Respondent cannot seek refuge in the continuing danger/ongoing threat of disruption exception as the record does not support the principal’s assertion that the student sent a text message threatening action that would allegedly take place on February 26, 2021. In this message, the student indicated, in relevant part, that he would “BEAT [someone] TOMORROW.” Petitioner indicates that the student sent the relevant text message “on a Friday night,” which would have been February 19, 2021 at the latest, while respondent asserts that the student sent the message “[o]n or about February 24, 2021.” Under either scenario, the “tomorrow” referenced in the text message had already passed by February 26. Even assuming that respondent believed that there was a risk of violence on February 26, school officials waited to interview the student until 2:30 p.m.
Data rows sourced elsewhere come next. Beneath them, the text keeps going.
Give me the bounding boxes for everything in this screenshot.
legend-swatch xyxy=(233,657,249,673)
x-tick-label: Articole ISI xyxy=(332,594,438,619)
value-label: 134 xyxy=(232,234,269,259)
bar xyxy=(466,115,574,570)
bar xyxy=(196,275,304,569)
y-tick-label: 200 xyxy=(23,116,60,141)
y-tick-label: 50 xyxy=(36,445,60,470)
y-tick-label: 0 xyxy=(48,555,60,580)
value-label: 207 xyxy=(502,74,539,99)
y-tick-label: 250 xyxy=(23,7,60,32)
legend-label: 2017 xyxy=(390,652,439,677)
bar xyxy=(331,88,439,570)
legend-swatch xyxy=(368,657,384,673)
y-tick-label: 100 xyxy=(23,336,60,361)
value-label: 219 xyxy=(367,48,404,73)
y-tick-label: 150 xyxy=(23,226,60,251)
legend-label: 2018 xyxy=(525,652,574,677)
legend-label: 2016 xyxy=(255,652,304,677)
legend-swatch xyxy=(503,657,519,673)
Respondent’s lack of action until that time belies any claim of imminent harm.
While the appeal must be sustained for the reasons explained above, I am compelled to make two additional observations. First, the timing of respondent’s actions impeded petitioner’s right to an informal conference. Respondent hand delivered the notice on the afternoon of Friday, February 26 and the student’s suspension began on Monday, March 1. Leaving zero school hours between delivery of the notice and the beginning of a suspension precludes the ability to request and convene an informal conference (see Appeal of T.H., 56 Ed Dept Rep, Decision No. 17,049 [notice of suspension hand delivered after school on October 22; informal conference held at 8:30 a.m. on October 23 was improper where suspension began that day and school day began at 7:30 a.m.]).
Second, respondent’s indication that the student would be “subject to arrest” if he appeared on campus while suspended was inappropriate under the circumstances. There is no evidence to suggest that the student—who has a disability and was in sixth grade at the time of the appeal—presented an actual threat. Respondent should carefully consider whether, if ever, it is appropriate to include such a notation in a notice of short-term suspension.
In light of this disposition, I need not address the parties’ remaining contentions.
THE APPEAL IS SUSTAINED.
IT IS ORDERED that respondent expunge any reference to the short-term suspension at issue in this appeal from the student’s record.